Since his freshman year Lobbia has worked as an undergraduate research assistant in the MAE Combustion Research Laboratory, headed by Professors Ann Karagozian and Owen Smith. His first project was programming in C to control a small-scale, onboard computer in a NASA flight test experiment, and more recently worked on software to control droplet combustion in microgravity conditions.

“Robert has accomplished at least as much as our best master’s-level students at UCLA,” notes Karagozian. “We are very lucky to have someone of his caliber in the department - he is very focused and committed to his studies, his research, and the community.”

Karagozian later assigned Lobbia to work on controller development for a research project involving the actively controlled jet in crossflow. Under the guidance of Karagozian’s MAE collaborator, Professor Robert M’Closkey, Lobbia created an inverse filter and added a feedback mechanism to the actuation system to improve jet injection performance.

“Robert is very impressive not only in his contributions to this project but in his ability to juggle other projects and produce great results,” says M’Closkey. “He had taken several undergraduate courses that provided some of the technical background required for the research project, and this shows that a motivated undergraduate can become a useful contributor in the lab.”

Lobbia expects to graduate in June, and plans to go on to graduate school to study the control and containment of plasma flows. He is especially interested in unconventional areas of rocketry such as ion propulsion, where only a limited amount of thrust is produced and the power source can provide thrust for an extended period of time.

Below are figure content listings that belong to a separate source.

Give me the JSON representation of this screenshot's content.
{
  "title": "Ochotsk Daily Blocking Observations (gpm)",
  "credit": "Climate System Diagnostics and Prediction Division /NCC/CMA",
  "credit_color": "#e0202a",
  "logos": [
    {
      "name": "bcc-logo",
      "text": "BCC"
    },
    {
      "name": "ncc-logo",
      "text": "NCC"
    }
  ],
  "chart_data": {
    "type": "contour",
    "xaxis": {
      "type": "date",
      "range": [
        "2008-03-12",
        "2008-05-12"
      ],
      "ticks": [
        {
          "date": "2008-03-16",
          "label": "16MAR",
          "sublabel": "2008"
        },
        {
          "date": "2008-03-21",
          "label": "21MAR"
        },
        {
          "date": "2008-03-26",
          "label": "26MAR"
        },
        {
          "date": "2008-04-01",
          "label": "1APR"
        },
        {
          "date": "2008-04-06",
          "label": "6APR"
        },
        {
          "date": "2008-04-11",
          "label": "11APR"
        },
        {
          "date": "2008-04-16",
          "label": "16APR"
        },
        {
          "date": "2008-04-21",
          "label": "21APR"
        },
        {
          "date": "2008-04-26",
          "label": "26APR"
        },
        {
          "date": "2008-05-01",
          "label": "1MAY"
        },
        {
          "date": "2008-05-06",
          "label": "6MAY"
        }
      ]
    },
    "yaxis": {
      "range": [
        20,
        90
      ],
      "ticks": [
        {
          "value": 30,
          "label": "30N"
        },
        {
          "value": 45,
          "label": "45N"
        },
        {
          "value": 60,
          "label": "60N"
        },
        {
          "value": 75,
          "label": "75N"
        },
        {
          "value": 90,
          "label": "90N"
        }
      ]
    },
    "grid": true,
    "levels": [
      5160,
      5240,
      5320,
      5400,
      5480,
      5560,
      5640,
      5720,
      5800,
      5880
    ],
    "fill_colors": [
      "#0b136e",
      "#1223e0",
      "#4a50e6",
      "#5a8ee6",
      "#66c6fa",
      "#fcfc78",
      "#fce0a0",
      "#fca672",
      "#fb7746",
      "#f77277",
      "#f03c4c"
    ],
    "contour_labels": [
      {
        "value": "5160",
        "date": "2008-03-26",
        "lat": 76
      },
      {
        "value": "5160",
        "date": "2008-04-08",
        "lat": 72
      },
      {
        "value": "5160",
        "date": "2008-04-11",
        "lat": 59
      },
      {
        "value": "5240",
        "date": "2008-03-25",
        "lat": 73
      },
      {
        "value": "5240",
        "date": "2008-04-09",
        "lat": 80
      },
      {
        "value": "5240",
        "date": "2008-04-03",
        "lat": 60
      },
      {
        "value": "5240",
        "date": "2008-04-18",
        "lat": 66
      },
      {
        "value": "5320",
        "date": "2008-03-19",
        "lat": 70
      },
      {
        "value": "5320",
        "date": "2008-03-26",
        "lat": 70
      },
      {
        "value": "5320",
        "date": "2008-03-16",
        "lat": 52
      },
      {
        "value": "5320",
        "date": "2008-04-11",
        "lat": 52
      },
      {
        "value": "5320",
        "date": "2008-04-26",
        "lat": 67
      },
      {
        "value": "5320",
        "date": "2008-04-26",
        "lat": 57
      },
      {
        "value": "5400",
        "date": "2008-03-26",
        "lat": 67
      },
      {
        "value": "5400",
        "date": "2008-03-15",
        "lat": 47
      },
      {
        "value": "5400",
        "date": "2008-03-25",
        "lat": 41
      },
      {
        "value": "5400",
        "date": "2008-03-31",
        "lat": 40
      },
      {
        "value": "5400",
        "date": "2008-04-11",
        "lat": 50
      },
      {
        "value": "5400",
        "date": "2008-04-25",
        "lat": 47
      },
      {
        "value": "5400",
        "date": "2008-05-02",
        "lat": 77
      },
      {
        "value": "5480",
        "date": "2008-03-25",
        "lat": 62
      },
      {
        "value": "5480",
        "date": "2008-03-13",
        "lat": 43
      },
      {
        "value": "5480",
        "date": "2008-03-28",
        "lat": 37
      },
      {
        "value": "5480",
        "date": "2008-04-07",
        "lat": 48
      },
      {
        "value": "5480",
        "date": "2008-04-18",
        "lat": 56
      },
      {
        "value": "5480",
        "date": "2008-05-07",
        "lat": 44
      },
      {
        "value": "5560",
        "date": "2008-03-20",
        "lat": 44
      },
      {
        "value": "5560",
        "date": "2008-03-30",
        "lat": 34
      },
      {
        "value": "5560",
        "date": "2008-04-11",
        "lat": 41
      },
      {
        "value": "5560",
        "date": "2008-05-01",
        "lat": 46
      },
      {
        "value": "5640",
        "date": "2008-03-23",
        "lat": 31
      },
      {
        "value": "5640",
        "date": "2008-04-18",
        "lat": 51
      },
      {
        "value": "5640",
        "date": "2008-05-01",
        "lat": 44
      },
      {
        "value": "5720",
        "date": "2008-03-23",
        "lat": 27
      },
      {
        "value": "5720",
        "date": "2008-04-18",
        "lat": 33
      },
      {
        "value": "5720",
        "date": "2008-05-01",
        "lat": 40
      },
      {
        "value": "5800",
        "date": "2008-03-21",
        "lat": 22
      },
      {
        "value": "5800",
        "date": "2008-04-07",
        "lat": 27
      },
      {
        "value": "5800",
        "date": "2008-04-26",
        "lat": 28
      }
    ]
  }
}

Passionate about high-speed travel since he was a child, Lobbia began building his own rockets and engines at a very early age, “although it wasn’t until I began learning engineering principles that the rockets were successful,” he notes.

Lobbia joined the UCLA chapter of AIAA as a freshman and has been its president and head of its Hybrid Rocket Project for several years. Students involved with this project are designing and building a rocket capable of traveling 20 miles straight up - to the edge of space. To date, the students’ field tests (conducted in the Mojave Desert) have resulted in a rocket capable of ascending to 6000 feet. The rocket has an onboard computer to measure acceleration and atmospheric pressure, as well as a GPS computer and video camera.

Initially Lobbia was primarily responsible for the overall design and implementation, including writing computer simulations and performing design calculations for the rocket system, but he has been encouraging others to take leadership roles this year. “My goal is not only to finish the projects we have under way, but also to ensure that the group will continue after I’ve left UCLA, so I’ve been sharing all that I learned as a member of AIAA,” he explains.

As a freshman, Lobbia led the UCLA chapter of the Grassroots Science for Kids, a program designed to encourage undergraduates from a variety of fields to design and perform small-scale, hands-on science projects for local elementary and middle school students. Lobbia helped design the experiments, obtain the materials, and arrange the demonstrations at the schools.

Last year Lobbia received one of 30 AIAA Foundation undergraduate scholarships awarded nationally, and was the first recipient of the Next Century of Flight scholarship.